I kept getting random 'update' emails from a crazy Aunt for a while, I always assume everyone's got at least one nutty relative. If you don't, then you're probably the one. We call her the grim reaper because she usually only makes phonecalls when someone in the family has died. At the moment, Auntie has the family divided over an equally weird situation. I have a relative who "wrote" a controversial book and was just in the Enquirer for the second time. IT resurfaced on the news this week. Hard-hitting journalism at its finest.
Whoo hoo. I Googled and found the following, among other fodder:
A book 'review' of RUTHLESS
If you are laughing upon sight of this review of Ruthless: A Tell-All Book, I can say that I join you in your laughing. I’m going to be upfront and say that I’m no fan of Oprah Winfrey for many reasons. Yet, one would think that I’d be giving this trashy anti-Oprah book positive reviews then, right? First, a bit of background.
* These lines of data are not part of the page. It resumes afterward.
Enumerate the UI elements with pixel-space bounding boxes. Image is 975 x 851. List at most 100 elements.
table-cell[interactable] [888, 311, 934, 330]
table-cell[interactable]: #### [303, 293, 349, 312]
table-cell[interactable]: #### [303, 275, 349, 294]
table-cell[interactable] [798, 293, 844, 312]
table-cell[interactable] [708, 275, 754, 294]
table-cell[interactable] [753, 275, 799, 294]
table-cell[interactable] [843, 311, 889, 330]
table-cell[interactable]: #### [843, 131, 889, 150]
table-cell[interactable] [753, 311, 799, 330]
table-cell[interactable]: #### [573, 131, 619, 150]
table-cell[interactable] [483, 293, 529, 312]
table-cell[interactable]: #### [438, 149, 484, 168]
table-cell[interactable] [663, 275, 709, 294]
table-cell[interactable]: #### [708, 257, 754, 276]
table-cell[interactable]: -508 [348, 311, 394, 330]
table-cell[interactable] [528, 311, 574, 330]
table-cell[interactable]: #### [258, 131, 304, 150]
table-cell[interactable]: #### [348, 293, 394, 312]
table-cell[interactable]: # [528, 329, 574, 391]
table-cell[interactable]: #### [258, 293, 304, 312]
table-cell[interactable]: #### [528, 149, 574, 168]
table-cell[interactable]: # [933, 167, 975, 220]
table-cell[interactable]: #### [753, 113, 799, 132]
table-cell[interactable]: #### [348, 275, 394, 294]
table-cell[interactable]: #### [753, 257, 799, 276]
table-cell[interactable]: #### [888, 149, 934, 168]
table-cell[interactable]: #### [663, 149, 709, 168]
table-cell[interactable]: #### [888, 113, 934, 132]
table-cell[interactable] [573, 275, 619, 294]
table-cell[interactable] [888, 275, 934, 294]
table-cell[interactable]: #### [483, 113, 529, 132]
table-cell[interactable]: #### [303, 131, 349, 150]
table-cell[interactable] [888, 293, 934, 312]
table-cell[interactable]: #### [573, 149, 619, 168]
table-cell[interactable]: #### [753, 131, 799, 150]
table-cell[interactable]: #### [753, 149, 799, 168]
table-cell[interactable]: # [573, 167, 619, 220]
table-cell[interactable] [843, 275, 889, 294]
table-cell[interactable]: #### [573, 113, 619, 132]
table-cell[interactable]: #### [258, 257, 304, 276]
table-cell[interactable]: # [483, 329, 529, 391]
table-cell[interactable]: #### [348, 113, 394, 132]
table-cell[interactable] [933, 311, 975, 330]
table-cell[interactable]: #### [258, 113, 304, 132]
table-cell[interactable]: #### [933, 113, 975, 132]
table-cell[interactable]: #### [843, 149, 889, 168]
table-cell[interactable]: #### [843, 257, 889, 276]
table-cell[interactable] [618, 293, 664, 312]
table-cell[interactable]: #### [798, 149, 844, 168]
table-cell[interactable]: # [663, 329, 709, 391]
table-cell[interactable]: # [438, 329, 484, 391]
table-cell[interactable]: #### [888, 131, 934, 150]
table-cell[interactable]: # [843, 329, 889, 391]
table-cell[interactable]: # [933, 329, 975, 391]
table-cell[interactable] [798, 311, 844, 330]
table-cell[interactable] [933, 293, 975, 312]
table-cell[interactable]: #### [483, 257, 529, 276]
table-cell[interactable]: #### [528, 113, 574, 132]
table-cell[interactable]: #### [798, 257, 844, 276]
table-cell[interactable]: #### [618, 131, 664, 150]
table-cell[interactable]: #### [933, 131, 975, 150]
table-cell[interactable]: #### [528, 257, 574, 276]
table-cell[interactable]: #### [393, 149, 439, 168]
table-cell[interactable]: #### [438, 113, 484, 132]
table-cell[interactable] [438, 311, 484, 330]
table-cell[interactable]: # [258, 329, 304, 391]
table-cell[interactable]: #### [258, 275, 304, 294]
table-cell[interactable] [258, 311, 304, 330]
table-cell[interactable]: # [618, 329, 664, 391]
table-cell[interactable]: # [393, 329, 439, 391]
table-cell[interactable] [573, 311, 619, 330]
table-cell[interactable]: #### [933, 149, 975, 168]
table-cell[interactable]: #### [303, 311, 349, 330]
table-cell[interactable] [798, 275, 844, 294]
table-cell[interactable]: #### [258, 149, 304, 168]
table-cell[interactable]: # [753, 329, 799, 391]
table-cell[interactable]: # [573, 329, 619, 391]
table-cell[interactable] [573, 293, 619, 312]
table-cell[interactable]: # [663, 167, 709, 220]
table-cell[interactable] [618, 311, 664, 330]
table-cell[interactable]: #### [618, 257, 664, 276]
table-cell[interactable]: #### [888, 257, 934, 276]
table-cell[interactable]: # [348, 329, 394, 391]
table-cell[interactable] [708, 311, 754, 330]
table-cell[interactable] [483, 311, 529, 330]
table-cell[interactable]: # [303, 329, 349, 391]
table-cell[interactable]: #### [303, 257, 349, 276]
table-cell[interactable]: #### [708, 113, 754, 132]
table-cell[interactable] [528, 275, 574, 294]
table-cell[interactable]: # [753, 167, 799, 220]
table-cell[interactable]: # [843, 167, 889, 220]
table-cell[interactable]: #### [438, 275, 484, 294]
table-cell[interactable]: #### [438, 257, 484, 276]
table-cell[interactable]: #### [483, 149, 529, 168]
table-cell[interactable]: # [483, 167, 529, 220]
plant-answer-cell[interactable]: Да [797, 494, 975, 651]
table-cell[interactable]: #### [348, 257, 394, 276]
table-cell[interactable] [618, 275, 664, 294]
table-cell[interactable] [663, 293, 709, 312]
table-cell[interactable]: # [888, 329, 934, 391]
Keifer Bonvillain worked as an office manager at Harpo Studios when he decided to tape record Oprah and then write a tell-all book about it. I’m not going into the details as to what prompted him, since that’s not really that important, and if you really want to know you can buy the book yourself. But chances are after reading my review you won’t bother. The problem resides in so many discrepancies and so much he-said she-said gossip that one can only take this account as seriously as one does the National Enquirer. Much of the information the author provides, for example, is told second hand through a guy named "Todd." Some of the "juicy" tidbits revealed are as follows: Oprah is a racist, a lesbian, a liar, a greedy wench, and while all or none of this may be true, even if it were true, it’s not like one can trust that the author is telling the truth.
Just to give an example, Todd spends a good deal of time discussing the many ways in which Oprah is a racist, specifically how she chooses to discriminate against black males — either by portraying them as violent "wife beaters" in the films she’s been involved in or having hardly any black men on her staff — to having very few black male authors in her book club. In the film Their Eyes Were Watching God, for example, the actor who played Tea Cake was actually a light skinned black male, rather than the dark-skinned man Hurston describes in her novel. The author then believes this to be another piece of proof in the Oprah racist puzzle. Of course, any Oprah fan could undermine his claim by the mere mention that Oprah endorsed Barack Obama for President. In fact, there were many places online that were calling Oprah a racist, yet in the other direction - simply because she backed up Obama because he was black... So which is it?
It is impossible to take this book seriously, and it only succeeds in backfiring, giving Oprah fans more ammo in her defense. I would invite anyone to actually write a serious anti-Oprah book that discusses the hypocrisy she represents, from her silly endorsement of "The Secret" to the spoiled brat author Elizabeth Gilbert and her childish "advice" in Eat, Pray, Love, to Oprah’s endless preaching and fluffy interviewing style, to the "promotion" of Hallmark Card doggerelist Maya Angelou. (I was sickened when I happened to see when she had Sting on her show a few years back to discuss his memoir, and instead of asking the musician serious questions about his career, she asked what he and his wife did in bed together - had this been a man asking this of a woman, you can bet there’d be complaints, but coming from a woman it’s okay).
Anyway, so don’t bother with Oprah, or this book - that’s my advice. And before you go calling me "jealous" of her "success" I’d like to mention that at least I don’t exploit people on national television - and I also look better in jeans.
Wow, that's pretty accurate.... but how did he get his own Wikipedia page?
If you saw the piece of junk, you would realize how much of a farce this whole situation is. Our family was sent a copy of the ill-written crap and I couldn't get through it. There were misspellings and so many grammatical errors in it, it was hard to decipher. Then halfway through the book, the second section was bound together upside-down so you had to flip it in order to read it. The pages were numbered incorrectly and the typeset was off. It gave me a headache.
My cousin tried to bring down a woman who has more money tucked into her double chin than is contained in the entire economic standing in some countries, with a book that looked as if it was put together by chimps. Credit given where credit is due.
By the way, no one has seen or heard from him in months.
The family reunion next year is going to be a hoot.